I had a free afternoon and remembered I’d missed a couple of movies lately, so I took in a double feature this afternoon. (And for a change, I bought both tickets. Go, me.) One thing I don’t understand about movie-goers: what does it take to get them to laugh? I know you’ll hear laughter in a crowded theater when something funny happens, but once you’re down to twenty people or less, whether the movie is a comedy or a drama with tension-breaking dialogue, I find that typically only me and my rare company are the people who actually laugh at stuff. It’s very bizarre. All Village of the Damned-y.

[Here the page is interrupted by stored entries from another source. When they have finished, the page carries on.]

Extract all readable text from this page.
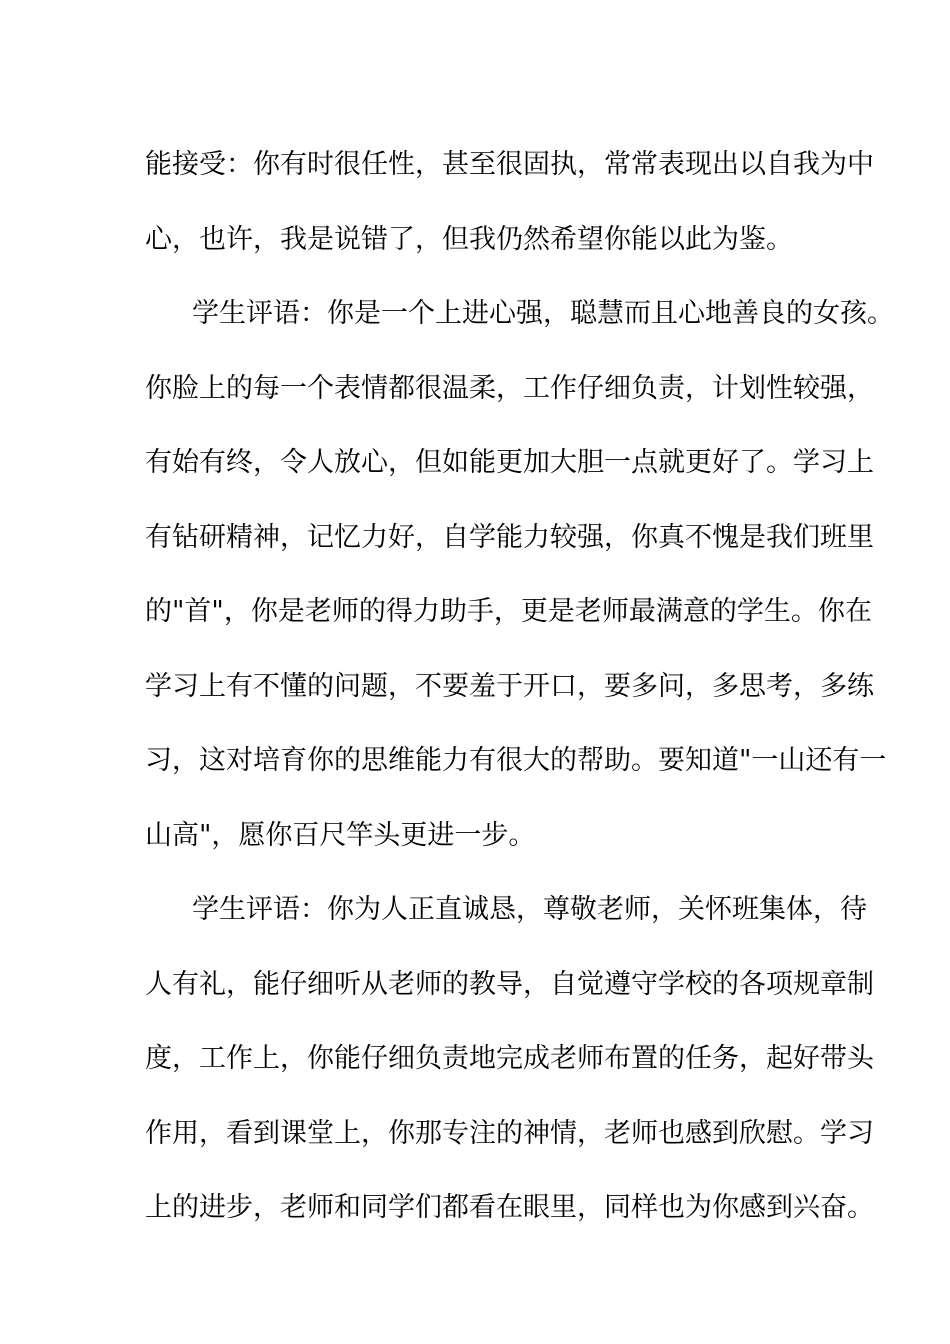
能接受：你有时很任性，甚至很固执，常常表现出以自我为中
心，也许，我是说错了，但我仍然希望你能以此为鉴。
学生评语：你是一个上进心强，聪慧而且心地善良的女孩。
你脸上的每一个表情都很温柔，工作仔细负责，计划性较强，
有始有终，令人放心，但如能更加大胆一点就更好了。学习上
有钻研精神，记忆力好，自学能力较强，你真不愧是我们班里
的"首"，你是老师的得力助手，更是老师最满意的学生。你在
学习上有不懂的问题，不要羞于开口，要多问，多思考，多练
习，这对培育你的思维能力有很大的帮助。要知道"一山还有一
山高"，愿你百尺竿头更进一步。
学生评语：你为人正直诚恳，尊敬老师，关怀班集体，待
人有礼，能仔细听从老师的教导，自觉遵守学校的各项规章制
度，工作上，你能仔细负责地完成老师布置的任务，起好带头
作用，看到课堂上，你那专注的神情，老师也感到欣慰。学习
上的进步，老师和同学们都看在眼里，同样也为你感到兴奋。
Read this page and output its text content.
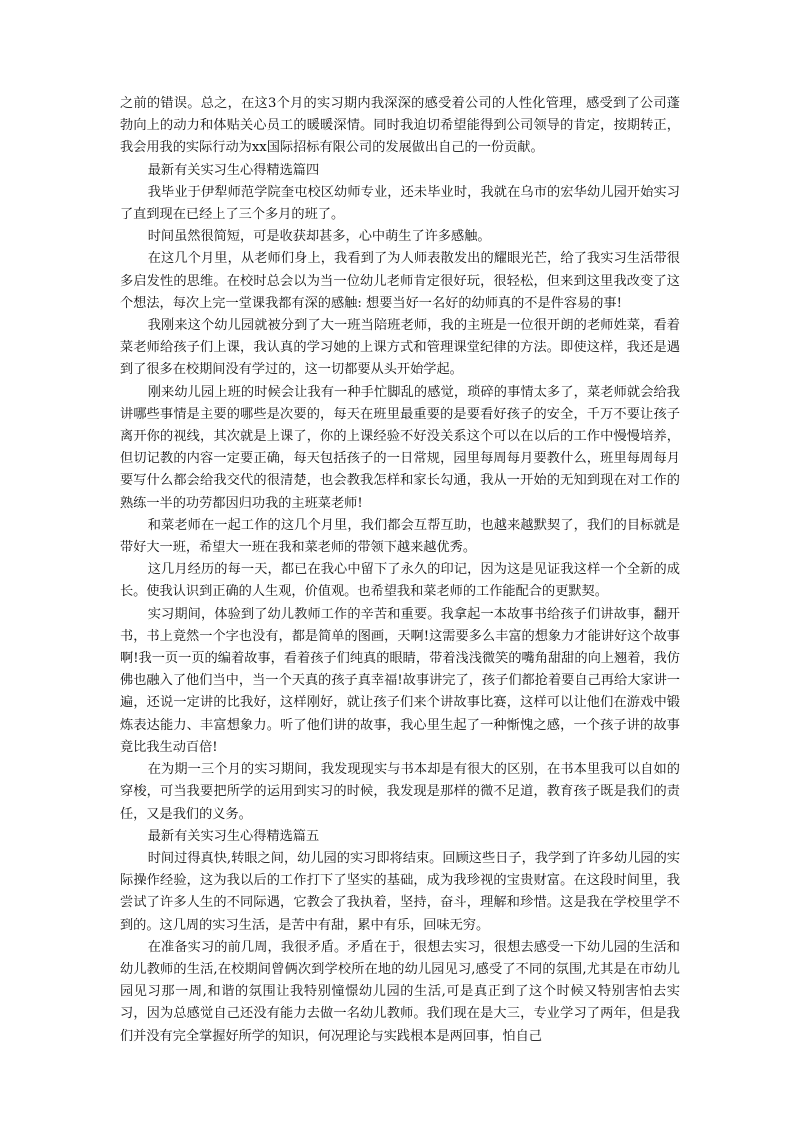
之前的错误。总之，在这3个月的实习期内我深深的感受着公司的人性化管理，感受到了公司蓬勃向上的动力和体贴关心员工的暖暖深情。同时我迫切希望能得到公司领导的肯定，按期转正，我会用我的实际行动为xx国际招标有限公司的发展做出自己的一份贡献。

最新有关实习生心得精选篇四

我毕业于伊犁师范学院奎屯校区幼师专业，还未毕业时，我就在乌市的宏华幼儿园开始实习了直到现在已经上了三个多月的班了。

时间虽然很简短，可是收获却甚多，心中萌生了许多感触。

在这几个月里，从老师们身上，我看到了为人师表散发出的耀眼光芒，给了我实习生活带很多启发性的思维。在校时总会以为当一位幼儿老师肯定很好玩，很轻松，但来到这里我改变了这个想法，每次上完一堂课我都有深的感触: 想要当好一名好的幼师真的不是件容易的事!

我刚来这个幼儿园就被分到了大一班当陪班老师，我的主班是一位很开朗的老师姓菜，看着菜老师给孩子们上课，我认真的学习她的上课方式和管理课堂纪律的方法。即使这样，我还是遇到了很多在校期间没有学过的，这一切都要从头开始学起。

刚来幼儿园上班的时候会让我有一种手忙脚乱的感觉，琐碎的事情太多了，菜老师就会给我讲哪些事情是主要的哪些是次要的，每天在班里最重要的是要看好孩子的安全，千万不要让孩子离开你的视线，其次就是上课了，你的上课经验不好没关系这个可以在以后的工作中慢慢培养，但切记教的内容一定要正确，每天包括孩子的一日常规，园里每周每月要教什么，班里每周每月要写什么都会给我交代的很清楚，也会教我怎样和家长勾通，我从一开始的无知到现在对工作的熟练一半的功劳都因归功我的主班菜老师!

和菜老师在一起工作的这几个月里，我们都会互帮互助，也越来越默契了，我们的目标就是带好大一班，希望大一班在我和菜老师的带领下越来越优秀。

这几月经历的每一天，都已在我心中留下了永久的印记，因为这是见证我这样一个全新的成长。使我认识到正确的人生观，价值观。也希望我和菜老师的工作能配合的更默契。

实习期间，体验到了幼儿教师工作的辛苦和重要。我拿起一本故事书给孩子们讲故事，翻开书，书上竟然一个字也没有，都是简单的图画，天啊!这需要多么丰富的想象力才能讲好这个故事啊!我一页一页的编着故事，看着孩子们纯真的眼睛，带着浅浅微笑的嘴角甜甜的向上翘着，我仿佛也融入了他们当中，当一个天真的孩子真幸福!故事讲完了，孩子们都抢着要自己再给大家讲一遍，还说一定讲的比我好，这样刚好，就让孩子们来个讲故事比赛，这样可以让他们在游戏中锻炼表达能力、丰富想象力。听了他们讲的故事，我心里生起了一种惭愧之感，一个孩子讲的故事竟比我生动百倍!

在为期一三个月的实习期间，我发现现实与书本却是有很大的区别，在书本里我可以自如的穿梭，可当我要把所学的运用到实习的时候，我发现是那样的微不足道，教育孩子既是我们的责任，又是我们的义务。

最新有关实习生心得精选篇五

时间过得真快,转眼之间，幼儿园的实习即将结束。回顾这些日子，我学到了许多幼儿园的实际操作经验，这为我以后的工作打下了坚实的基础，成为我珍视的宝贵财富。在这段时间里，我尝试了许多人生的不同际遇，它教会了我执着，坚持，奋斗，理解和珍惜。这是我在学校里学不到的。这几周的实习生活，是苦中有甜，累中有乐，回味无穷。

在准备实习的前几周，我很矛盾。矛盾在于，很想去实习，很想去感受一下幼儿园的生活和幼儿教师的生活,在校期间曾俩次到学校所在地的幼儿园见习,感受了不同的氛围,尤其是在市幼儿园见习那一周,和谐的氛围让我特别憧憬幼儿园的生活,可是真正到了这个时候又特别害怕去实习，因为总感觉自己还没有能力去做一名幼儿教师。我们现在是大三，专业学习了两年，但是我们并没有完全掌握好所学的知识，何况理论与实践根本是两回事，怕自己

Well, be that as it may, the first show of the day was Cellular. This is the heart-warming tale of Botox Barbie (played by Kim Basinger) who is kidnapped for the crimes of 1) owning a million dollar plus home in upscale Los Angeles on her high school science teacher salary and her husband’s real estate commissions, 2) Having a housekeeper and an alarm system on the same pair of salaries, but not having that alarm system go off if someone smashes the glass on one of the doors, 3) Despite having all of these perks on such tiny salaries, believing that the kidnappers have got the wrong person, and 4) Ensuring that her 11 year old son is the lamest kid in school by walking him to the bus stop every morning.
Luckily (well, for her), she hotwires a busted phone well enough to enlist the aid of beach bum Ryan, who has conveniently just set out to prove to his ex- that he can be responsible. He’s able to accomplish this in record time, running down the halls of a posh private school yelling for one of the kids to come out and trust the crazy man, carjacking $80k cars with alacrity rarely seen outside the Grand Theft Auto series, and line-cutting in phone stores at gunpoint.
Actually, as suspense flicks go, it’s pretty good. The plotholes are reasonably rare, the tension reasonably thick, and the gunplay/explosions reasonably compelling. Plus, you get William H. Macy for at least a good 1/6 of the film. This is a man who can bring gravitas to the act of wiping off a mud mask. Unfortunately for him, this role proves it.